こいつの言う通り、俺らの白組が負けている。これはあまりよろしくない。俺はどうでもいいけど、千歳的にあまりよろしくない気がする。何てったってミスターNo.1なんですからね。

小鳥遊の一言に、なんとなくまずいかな、と思いながら千歳をチラ見してみる。が、相変わらずぼんやりした顔でグラウンドを眺めてる千歳。やる気出せよおら。


「千歳、負けてるけどいいの」


暇つぶしに紫乃さんの髪を編み込んでいた手を止める。こんなこと言ってるなんて、俺も無責任だけど、主将がこれってあんま良くないんじゃない?


「午前は個人戦中心だからこんなもんだろ。」

「そうなの?」


確かにあっちの組は陸上部が多めだから個人戦はあっちの方が強いけれど…。
持っていた体育祭のタイムスケジュールをパタン、と閉じながら、

「団体戦で巻き返す」

と千歳が言った。
千歳がちょっとそういう事いうだけで説得力があるように聞こえるから凄いと思う。実際有言実行するやつだから本当に巻き返してしまいそう。

でもその言葉に少しだけ不安が浮かぶ。
うーん、俺このあと競技だけど余計に点差広げるようなことになったらどうしよう。
皆俺が運動出来ないのは知っているけれど、本当はあまり足を引っ張るような真似はしたくない。でもどうすることもできないから、体育祭が嫌いなんだけど。

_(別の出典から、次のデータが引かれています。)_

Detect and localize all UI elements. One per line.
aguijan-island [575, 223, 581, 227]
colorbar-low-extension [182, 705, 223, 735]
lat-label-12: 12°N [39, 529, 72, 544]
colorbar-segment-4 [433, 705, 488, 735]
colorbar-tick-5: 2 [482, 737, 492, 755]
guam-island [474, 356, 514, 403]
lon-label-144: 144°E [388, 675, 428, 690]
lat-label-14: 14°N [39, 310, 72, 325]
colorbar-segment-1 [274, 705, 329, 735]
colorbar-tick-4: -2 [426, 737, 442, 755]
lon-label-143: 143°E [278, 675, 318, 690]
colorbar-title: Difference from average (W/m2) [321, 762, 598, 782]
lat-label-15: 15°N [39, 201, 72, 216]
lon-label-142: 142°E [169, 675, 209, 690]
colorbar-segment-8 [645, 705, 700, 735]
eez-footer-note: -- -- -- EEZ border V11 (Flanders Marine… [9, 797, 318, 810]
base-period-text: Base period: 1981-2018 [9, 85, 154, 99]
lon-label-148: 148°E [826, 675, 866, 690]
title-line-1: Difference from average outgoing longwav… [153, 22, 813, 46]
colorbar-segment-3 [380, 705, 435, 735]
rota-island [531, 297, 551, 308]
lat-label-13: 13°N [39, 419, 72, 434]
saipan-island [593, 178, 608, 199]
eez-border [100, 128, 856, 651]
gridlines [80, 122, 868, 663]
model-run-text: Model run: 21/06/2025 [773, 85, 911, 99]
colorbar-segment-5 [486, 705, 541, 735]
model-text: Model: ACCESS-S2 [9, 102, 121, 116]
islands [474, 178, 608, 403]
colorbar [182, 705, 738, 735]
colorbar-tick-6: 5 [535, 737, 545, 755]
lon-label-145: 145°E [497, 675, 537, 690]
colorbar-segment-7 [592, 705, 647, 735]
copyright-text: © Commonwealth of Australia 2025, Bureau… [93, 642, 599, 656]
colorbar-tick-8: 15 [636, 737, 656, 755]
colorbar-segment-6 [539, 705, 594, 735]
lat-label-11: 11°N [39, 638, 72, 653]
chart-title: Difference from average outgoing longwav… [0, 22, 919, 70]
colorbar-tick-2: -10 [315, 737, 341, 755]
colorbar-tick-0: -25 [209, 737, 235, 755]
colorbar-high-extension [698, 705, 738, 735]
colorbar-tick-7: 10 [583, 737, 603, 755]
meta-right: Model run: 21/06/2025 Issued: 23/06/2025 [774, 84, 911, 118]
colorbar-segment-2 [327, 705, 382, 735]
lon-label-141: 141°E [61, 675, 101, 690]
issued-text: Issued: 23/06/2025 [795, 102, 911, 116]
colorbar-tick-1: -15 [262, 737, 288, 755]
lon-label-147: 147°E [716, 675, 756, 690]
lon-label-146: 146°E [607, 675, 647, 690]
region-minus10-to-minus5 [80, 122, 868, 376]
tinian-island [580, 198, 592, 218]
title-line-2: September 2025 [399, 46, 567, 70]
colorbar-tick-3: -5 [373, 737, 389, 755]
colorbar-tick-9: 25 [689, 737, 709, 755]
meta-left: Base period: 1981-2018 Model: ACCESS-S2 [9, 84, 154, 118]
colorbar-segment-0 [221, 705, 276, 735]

「安心しろよ、涼が最下位取るって事はちゃんと計算にいれてるから」


俺が心の中で悩んでいたら千歳がいらんフォローを入れてきた。
もはや挑発と言ってもいい。素敵な笑顔を浮かべてらっしゃる。

そっ、それはそれでムカつくんですけどぉ〜〜〜!


「まあまあ、涼さん。涼さんが最下位でも俺が一位取ってくるんでそれで相殺できますし…」


ねっ!ときらきら眩しい笑顔を向けてきた小鳥遊。お前、火に油注いでんのわかってんのか。

だいたい、


「侑くんがいるのに小鳥遊が一位取れるわけないじゃん」


そろそろ自分もグラウンドに向かわなければいけないので立ち上がる。あー、やだやだもう自分の番だなんて。しかも千歳に完全に見下されてるし。今に始まったことじゃないけど。


「わからないですよ、くじ運にもよりますし。」

「くじ運て?」

「借りものがどんなお題なのかで大分変わると思いません?」


小鳥遊も立ち上がった。どうやら一緒に行く気らしい。
「いってらっしゃい」と手を振ってくれる紫乃さんに「いってきます」と返事をしてテントから離れる。


「あと仮装にもよりますよね。着替えが一瞬で終わるやつだといいですけど」


言いながら俺の肩に腕を回してきた小鳥遊。小鳥遊の胸板が肩に当たる。…馴れ馴れしいな。

でも小鳥遊が言っている通り、どんな仮装が当たるかも重要だと思う。周りのやつらが着ぐるみとかで足遅くなってくれればいいけど、もし俺が着ぐるみ当たってしまったら最悪だ。縺れに縺れまくって一歩も動けなくなるぞ。


「俺変なのに当たったらどうしよう」

「涼さんなら何でも可愛らしく着こなせますよ」

「そういう問題じゃないよね」


今スピードの話をしてたのに何故似合うか似合わないかになってるんだよ。
俺のつっこみにアハハ、と笑う小鳥遊。つか、なんで俺肩組んで歩いてんの、いろんな人に見られるの嫌なんだけど。

小鳥遊がいるせいで俺に話しかけやすくなってるのか、すれ違う白組の子たちが「頑張ってください!」だの「応援してます!」と声をかけてくる。小鳥遊は「ありがとうございます〜」なんて笑顔で対応してる。そのサービス精神はどこから出てくるのか聞きたい。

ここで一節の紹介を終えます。